= Brjáns saga =

Hypothetical early specimen of Old Norse literature

Brjáns saga (also Brjánssaga) is a hypothetical early specimen of Old Norse literature. According to the hypothesis, certain episodes in Njáls saga and Þorsteins saga Síðu-Hallssonar drew on this lost saga.

There is no external evidence of this saga's existence, though it was postulated by the Icelandic scholar Einar Ólafur Sveinsson, who edited Njál's saga in 1954. He believed it could have been written as early as the 1190s, and used by the author of Orkneyinga saga, who wrote in about 1200.

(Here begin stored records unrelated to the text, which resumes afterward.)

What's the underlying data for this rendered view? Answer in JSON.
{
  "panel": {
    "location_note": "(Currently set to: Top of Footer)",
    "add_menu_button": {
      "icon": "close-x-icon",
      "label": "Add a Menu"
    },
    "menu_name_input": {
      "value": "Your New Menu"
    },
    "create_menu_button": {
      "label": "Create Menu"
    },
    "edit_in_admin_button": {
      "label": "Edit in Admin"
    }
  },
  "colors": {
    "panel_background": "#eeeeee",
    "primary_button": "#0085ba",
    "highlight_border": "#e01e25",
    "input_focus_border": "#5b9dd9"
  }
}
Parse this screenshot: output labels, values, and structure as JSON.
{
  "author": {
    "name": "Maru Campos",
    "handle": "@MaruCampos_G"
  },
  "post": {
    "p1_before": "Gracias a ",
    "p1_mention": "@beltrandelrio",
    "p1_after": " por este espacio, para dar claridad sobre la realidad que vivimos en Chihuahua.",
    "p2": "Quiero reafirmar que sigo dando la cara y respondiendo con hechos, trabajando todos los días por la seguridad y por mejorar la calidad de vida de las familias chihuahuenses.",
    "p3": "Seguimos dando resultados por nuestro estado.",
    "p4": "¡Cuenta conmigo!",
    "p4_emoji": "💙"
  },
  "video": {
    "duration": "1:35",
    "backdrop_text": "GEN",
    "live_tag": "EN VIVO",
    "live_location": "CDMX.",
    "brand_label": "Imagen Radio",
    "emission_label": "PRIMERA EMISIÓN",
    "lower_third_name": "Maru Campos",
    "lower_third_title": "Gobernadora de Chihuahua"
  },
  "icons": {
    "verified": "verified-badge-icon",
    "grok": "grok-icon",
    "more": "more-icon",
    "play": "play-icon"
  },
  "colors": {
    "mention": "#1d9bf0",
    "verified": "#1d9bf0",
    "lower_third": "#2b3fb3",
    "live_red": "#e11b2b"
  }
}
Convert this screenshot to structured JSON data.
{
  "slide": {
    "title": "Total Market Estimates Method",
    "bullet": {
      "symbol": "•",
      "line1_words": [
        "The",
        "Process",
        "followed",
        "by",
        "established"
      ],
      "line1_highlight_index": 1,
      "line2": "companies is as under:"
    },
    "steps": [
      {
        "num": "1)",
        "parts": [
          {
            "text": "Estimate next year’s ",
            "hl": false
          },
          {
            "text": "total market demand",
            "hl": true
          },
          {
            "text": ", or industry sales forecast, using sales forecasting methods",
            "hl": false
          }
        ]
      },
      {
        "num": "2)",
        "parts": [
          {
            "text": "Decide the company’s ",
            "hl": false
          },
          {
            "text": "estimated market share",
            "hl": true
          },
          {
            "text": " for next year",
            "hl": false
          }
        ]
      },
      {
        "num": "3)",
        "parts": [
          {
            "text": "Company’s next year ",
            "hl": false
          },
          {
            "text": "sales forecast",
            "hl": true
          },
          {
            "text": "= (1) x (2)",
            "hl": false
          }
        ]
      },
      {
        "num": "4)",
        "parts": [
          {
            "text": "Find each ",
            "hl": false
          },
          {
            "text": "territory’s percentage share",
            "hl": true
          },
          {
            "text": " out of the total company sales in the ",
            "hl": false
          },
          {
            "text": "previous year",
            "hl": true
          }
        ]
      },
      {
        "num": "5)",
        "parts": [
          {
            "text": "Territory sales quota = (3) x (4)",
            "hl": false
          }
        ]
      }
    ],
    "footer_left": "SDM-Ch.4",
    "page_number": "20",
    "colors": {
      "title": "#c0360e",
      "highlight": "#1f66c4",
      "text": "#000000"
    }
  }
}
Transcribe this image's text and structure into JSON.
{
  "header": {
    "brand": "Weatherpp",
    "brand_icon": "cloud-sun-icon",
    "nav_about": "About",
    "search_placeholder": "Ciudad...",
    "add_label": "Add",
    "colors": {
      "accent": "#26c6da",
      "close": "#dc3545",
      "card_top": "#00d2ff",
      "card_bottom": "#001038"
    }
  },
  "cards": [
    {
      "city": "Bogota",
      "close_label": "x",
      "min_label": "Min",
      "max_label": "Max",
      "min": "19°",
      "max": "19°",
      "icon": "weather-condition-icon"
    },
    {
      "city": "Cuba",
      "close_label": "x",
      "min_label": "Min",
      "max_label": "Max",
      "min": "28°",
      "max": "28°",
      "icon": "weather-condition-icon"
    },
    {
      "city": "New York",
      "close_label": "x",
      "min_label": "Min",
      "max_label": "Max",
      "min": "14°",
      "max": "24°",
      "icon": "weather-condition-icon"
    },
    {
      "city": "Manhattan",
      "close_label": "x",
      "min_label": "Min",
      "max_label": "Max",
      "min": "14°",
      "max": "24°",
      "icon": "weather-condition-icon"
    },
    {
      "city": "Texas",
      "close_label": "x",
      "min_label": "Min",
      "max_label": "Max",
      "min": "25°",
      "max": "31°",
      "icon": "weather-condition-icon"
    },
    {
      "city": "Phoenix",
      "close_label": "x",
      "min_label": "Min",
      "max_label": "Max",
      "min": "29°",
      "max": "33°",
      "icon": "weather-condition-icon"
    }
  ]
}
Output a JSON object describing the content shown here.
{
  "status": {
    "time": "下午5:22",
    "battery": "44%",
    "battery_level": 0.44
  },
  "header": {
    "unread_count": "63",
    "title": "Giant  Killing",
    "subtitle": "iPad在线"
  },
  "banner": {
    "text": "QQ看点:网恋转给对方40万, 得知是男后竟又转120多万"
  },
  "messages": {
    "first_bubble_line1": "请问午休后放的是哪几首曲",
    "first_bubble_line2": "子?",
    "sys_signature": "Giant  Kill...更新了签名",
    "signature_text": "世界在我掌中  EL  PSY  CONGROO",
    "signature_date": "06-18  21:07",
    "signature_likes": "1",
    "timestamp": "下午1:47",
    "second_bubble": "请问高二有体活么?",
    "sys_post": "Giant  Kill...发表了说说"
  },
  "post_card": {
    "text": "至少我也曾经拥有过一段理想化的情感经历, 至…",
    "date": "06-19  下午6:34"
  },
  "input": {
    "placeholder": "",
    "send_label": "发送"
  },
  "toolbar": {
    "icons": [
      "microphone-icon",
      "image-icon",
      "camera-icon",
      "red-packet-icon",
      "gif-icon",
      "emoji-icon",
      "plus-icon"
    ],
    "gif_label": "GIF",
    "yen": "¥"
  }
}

A controversial approach by the Irish academic Donnchadh Ó Corráin has attracted notice. He believed that the likely date of composition of the original Brjáns saga was around 1100, when Magnus Barelegs posed a threat to Irish interests (Clarke et al., 1998, p. 449). He believed that the hypothetical saga was written in Dublin in response to the Cogad Gáedel re Gallaib as the Hiberno-Norse Dubliners' way of saying that they were loyal to the descendants of Brian. He uses a reference to Brian in Þorsteins saga Síðu-Hallssonar as evidence for the saga's existence: "The earl thanked him for his words. After that they traveled to Ireland and fought with king Brian, and there many remarkable events happened at the same time as is said in his Saga."